The most common injuries for women golfers are muscle strains, tendinitis and ligament sprains to the wrists and hands.  The collapsing of the wrists at the top of the backswing due to an increased carrying angle significantly contributes to these injuries.  However, by achieving a wider triangle position of the elbows and hands at the top, it allows for the elbows to support the weight of the club instead of the hands, wrists and forearms carrying all the weight.  This position helps to reduce injury potential and is a better position for improved shot making.


As with making any swing change, the best way to combat this problem is to first address the physical characteristics that, when improved, will facilitate a golfer’s ability to learn a new technique more easily, more permanently and more safely.

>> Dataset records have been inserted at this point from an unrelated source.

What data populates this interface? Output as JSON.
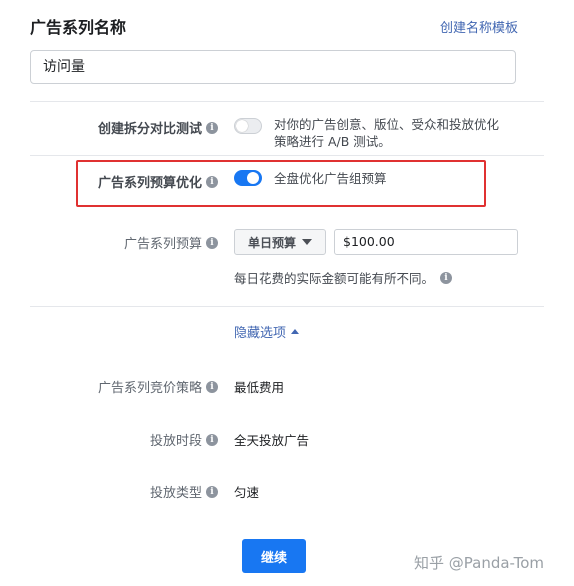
{
  "header": {
    "title": "广告系列名称",
    "template_link": "创建名称模板"
  },
  "campaign_name": {
    "value": "访问量"
  },
  "split_test": {
    "label": "创建拆分对比测试",
    "toggle_on": false,
    "desc_line1": "对你的广告创意、版位、受众和投放优化",
    "desc_line2": "策略进行 A/B 测试。"
  },
  "budget_optimization": {
    "label": "广告系列预算优化",
    "toggle_on": true,
    "desc": "全盘优化广告组预算"
  },
  "budget": {
    "label": "广告系列预算",
    "type_selected": "单日预算",
    "amount": "$100.00",
    "note": "每日花费的实际金额可能有所不同。"
  },
  "hide_options": {
    "label": "隐藏选项"
  },
  "bid_strategy": {
    "label": "广告系列竞价策略",
    "value": "最低费用"
  },
  "schedule": {
    "label": "投放时段",
    "value": "全天投放广告"
  },
  "delivery_type": {
    "label": "投放类型",
    "value": "匀速"
  },
  "continue_button": {
    "label": "继续"
  },
  "watermark": {
    "text": "知乎 @Panda-Tom"
  },
  "icons": {
    "info": "info-icon",
    "dropdown": "caret-down-icon",
    "collapse": "caret-up-icon"
  },
  "colors": {
    "accent": "#1877f2",
    "link": "#4267b2",
    "highlight_border": "#e03131"
  }
}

To enable the elbows to be positioned outside the hips at address (See picture #5) instead of pointed inside the hips (See picture #4) due to an excessive carrying angle, strengthening the middle and upper back muscles between the shoulder blades is extremely helpful toward achieving this position and then maintaining the position throughout the swing.


Demonstrated in this article is a very helpful exercise for strengthening the muscles of the upper back and shoulder blades.  The exercise is called the “Standing Arm Slide”.  To perform this exercise, stand with your back supported against the wall.  Then, walk your feet 2-3 feet from the wall and slide your body down the wall by bending your hips and knees approximately 30-45° (See picture #6).   Next, contract your lower abdominal muscles and attempt to flatten your lower back to the wall.  Now, while keeping your low back flat to the wall, place the back of your arms flat to the wall at about shoulder height (See picture #7).  Begin sliding your arms up the wall as far as possible while gently squeezing your shoulder blade muscles and attempting to maintain full contact between your body and arms with the wall (See picture #8).  When you have reached the highest point possible without losing your shoulder blade muscle squeeze and body contact to the wall, then slowly return your arms down to the starting position and rest.  Repeat the exercise between 10-20 repetitions.


This exercise is excellent for improving your posture at address while strengthening the upper back and shoulder blade muscles that will improve your ability to maintain the proper elbow position at address and at the top of your backswing.